New model for children's social care

12.25

 

To receive a presentation about development of a new model for children’s social care and the impact this will have on outcomes for children and families, as well as managing demand for services.

 

Minutes:

Hannah Farncombe gave a presentation on the new model and responded to questions as follows:

 

·         Regarding links with other organisations, there is already joint working on individual cases.  The voluntary sector is involved through Oxfordshire Youth and Bishop Colin Fletcher of Dorchester both on the Early Help Strategy Board for example. There has also been representation from the voluntary sector at the System Leaders meeting which is the group of senior leaders across the Partnership who are leading and shaping the new model.

·         There is work to do to locate services. Cherwell District Council is interested in providing a base for a Family Safeguarding Team which will provide opportunities to embed integrated work with housing officers and leisure services.
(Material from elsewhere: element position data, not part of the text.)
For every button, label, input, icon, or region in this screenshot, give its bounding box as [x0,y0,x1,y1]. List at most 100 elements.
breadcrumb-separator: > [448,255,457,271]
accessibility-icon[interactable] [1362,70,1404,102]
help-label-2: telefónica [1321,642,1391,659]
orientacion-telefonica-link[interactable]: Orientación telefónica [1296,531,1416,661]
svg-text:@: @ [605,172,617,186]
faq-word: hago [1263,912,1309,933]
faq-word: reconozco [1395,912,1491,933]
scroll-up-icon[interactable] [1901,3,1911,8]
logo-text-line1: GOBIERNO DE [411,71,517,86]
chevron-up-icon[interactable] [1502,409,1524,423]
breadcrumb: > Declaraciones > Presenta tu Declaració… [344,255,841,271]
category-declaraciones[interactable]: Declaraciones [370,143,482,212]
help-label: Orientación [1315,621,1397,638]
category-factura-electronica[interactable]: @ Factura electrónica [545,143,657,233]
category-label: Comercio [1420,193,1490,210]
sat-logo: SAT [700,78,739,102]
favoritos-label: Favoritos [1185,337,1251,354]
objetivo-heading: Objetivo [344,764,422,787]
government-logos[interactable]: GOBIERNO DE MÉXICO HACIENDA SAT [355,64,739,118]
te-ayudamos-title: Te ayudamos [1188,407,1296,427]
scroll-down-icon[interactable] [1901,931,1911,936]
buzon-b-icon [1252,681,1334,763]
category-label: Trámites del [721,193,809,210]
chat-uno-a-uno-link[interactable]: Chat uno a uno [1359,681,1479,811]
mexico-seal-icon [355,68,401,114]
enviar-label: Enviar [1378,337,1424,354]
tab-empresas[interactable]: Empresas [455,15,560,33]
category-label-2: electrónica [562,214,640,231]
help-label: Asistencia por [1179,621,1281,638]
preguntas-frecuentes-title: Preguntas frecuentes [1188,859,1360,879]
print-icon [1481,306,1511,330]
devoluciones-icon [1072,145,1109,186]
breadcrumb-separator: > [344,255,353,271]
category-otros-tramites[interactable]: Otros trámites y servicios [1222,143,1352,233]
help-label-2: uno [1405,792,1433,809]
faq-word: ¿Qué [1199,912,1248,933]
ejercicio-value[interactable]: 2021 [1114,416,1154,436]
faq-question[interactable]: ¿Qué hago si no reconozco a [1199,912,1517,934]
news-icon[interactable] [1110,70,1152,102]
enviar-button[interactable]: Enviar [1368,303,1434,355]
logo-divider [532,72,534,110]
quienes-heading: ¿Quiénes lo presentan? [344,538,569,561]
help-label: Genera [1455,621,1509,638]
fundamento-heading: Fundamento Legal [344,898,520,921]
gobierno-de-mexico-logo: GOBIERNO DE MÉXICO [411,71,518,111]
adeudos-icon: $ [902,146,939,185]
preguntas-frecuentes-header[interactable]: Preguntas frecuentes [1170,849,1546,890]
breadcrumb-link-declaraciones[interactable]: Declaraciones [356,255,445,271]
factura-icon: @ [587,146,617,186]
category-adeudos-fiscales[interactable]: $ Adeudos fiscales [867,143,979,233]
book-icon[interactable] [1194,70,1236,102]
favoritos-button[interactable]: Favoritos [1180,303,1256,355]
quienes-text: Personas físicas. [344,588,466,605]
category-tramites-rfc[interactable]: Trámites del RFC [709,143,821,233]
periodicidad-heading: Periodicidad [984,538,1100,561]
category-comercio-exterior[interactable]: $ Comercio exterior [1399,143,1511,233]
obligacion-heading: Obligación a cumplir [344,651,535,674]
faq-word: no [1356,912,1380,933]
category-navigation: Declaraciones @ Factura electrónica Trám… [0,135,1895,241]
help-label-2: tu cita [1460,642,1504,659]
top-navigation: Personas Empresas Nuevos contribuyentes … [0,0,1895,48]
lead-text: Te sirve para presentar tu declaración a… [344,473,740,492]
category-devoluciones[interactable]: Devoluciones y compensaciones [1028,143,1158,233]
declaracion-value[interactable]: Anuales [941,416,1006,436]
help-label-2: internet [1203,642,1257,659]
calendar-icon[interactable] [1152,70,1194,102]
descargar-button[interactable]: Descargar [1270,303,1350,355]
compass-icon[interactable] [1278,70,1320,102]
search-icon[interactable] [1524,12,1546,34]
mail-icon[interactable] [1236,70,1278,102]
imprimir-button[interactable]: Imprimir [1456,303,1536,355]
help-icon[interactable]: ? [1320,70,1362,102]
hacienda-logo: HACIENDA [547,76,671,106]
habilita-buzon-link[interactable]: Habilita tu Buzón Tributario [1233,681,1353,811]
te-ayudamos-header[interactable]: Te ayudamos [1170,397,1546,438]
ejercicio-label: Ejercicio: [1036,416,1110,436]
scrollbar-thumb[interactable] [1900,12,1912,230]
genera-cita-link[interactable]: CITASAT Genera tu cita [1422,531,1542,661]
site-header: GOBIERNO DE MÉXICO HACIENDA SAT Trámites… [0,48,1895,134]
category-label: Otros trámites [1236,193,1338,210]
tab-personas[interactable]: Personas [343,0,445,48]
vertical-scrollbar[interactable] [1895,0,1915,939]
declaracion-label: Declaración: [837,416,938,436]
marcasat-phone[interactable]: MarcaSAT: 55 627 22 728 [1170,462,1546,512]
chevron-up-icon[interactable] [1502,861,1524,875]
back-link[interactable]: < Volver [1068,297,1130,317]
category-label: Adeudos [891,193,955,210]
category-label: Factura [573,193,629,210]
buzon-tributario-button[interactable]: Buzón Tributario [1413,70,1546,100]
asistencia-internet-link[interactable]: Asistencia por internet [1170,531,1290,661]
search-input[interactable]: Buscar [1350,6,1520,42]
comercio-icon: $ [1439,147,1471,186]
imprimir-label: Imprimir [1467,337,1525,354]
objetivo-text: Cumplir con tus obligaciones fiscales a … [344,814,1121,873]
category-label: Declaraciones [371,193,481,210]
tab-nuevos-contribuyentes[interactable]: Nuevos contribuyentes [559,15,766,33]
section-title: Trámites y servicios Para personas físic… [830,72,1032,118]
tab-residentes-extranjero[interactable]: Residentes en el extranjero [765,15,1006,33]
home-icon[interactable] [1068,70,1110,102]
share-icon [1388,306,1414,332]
·         The financial planning for the model will be discussed by the Transformation Board on 22 May.

 

Members welcomed the opportunity to input into a new proposal at the development stage.

 

28/19

Transformation Sub-Committee Report pdf icon PDF 121 KB

12.35

 

The second meeting of the Joint Audit & Governance and Performance Scrutiny (Transformation) Sub-Committee took place on 18 April 2019. The Sub-Committee considered a quarterly performance report covering January – March 2019 and a presentation about the interface between the Cherwell Partnership and the Transformation Programme.

 

The Committee is RECOMMENDED to note the report.

 

Minutes:

The report was introduced by Councillor Nick Carter, Deputy Chairman of the Transformation Sub-committee, who chaired the second meeting.  The next meeting will be on 25 July 2019.

 

29/19

Committee work programme pdf icon PDF 246 KB

12.45

 

To agree the committee’s work programme for future meetings based on key priorities and discussion in the meeting.

 

Minutes:

It was agreed to add the new proposals on SEND Transport to the agenda for 4 July 2019 meeting so that the Committee – which called-in the original decision – can discuss in advance of the Cabinet meeting.

 

Councillor Nick Carter expressed concern at the lack of County Council involvement in the Skills Board.  At times in the past there were two Cabinet Members involved.  The Chairman agreed to raise this with the Council Leader.